Twitter Tests Reply Revision Feature to Combat Harmful Content

Twitter's New Pause-and-Think Prompt for Tweets

Twitter is currently evaluating a new feature designed to encourage more thoughtful posting. The platform will now, in certain instances, ask users to reconsider their tweets before they are published.

Specifically, when Twitter’s systems identify a reply that appears potentially harmful or offensive, a prompt will appear. This encourages users to revise their message prior to sending it.

How the Prompt Works

Users encountering this prompt will see a pop-up message asking, “Want to review this before Tweeting?”

They are then presented with three options:

Tweet the reply as is.
Utilize the Edit function to modify the text.
Delete the tweet entirely.

A link is also provided to submit feedback if the system incorrectly flagged the message.

Previous Testing and Current Scope

This isn't the first time Twitter has explored this concept.

Similar experiments were conducted in May and August of 2020. While the core message remained consistent, the visual presentation of the buttons differed in those earlier iterations.

Currently, this latest test is limited to iOS users who are accessing the platform in English.

Detecting Harmful Language

Twitter previously explained that its detection systems rely on identifying language patterns similar to those found in previously reported tweets.

The platform leverages data from past reports to recognize potentially problematic phrasing.

The Impact of Subtle Nudges

Research indicates that even minor interventions can influence user behavior.

For instance, prompting users to read an article before retweeting it resulted in a 40% increase in article opens.

Twitter has also implemented features to discourage unreflective retweets and slow the spread of misinformation.

Industry-Wide Trend

Other social media platforms are also employing similar techniques.

Instagram introduced a feature in 2019 that flagged potentially offensive comments before posting, later extending it to captions.

TikTok recently launched a banner questioning users before they share videos containing “unverified content.”

Why Not a Full Rollout?

The reason for not immediately deploying the prompt more broadly remains unclear, especially considering the ongoing issue of online abuse on the platform.

Given the scale of other projects, such as Fleets and Spaces, a simple prompt seems like a feature that could have been fully implemented by now.

Twitter's Explanation

Twitter states that the initial experiment was paused to allow for improvements.
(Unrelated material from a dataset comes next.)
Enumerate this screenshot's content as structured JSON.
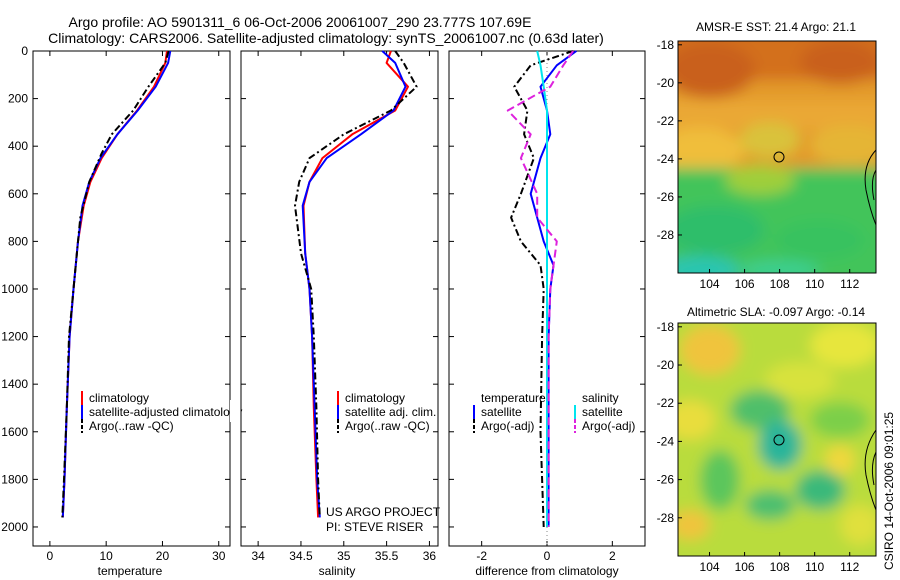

A spokesperson explained, “We paused the experiment once we realized the prompt was inconsistent and that we needed to be more mindful of how we prompted potentially harmful Tweets.”

Further refinements were made to the health model, and a system for user feedback was implemented to address potential errors.

The company also focused on improving the evaluation of offensive language, including insults and hateful remarks, and on differentiating between genuine harm and playful banter between friends.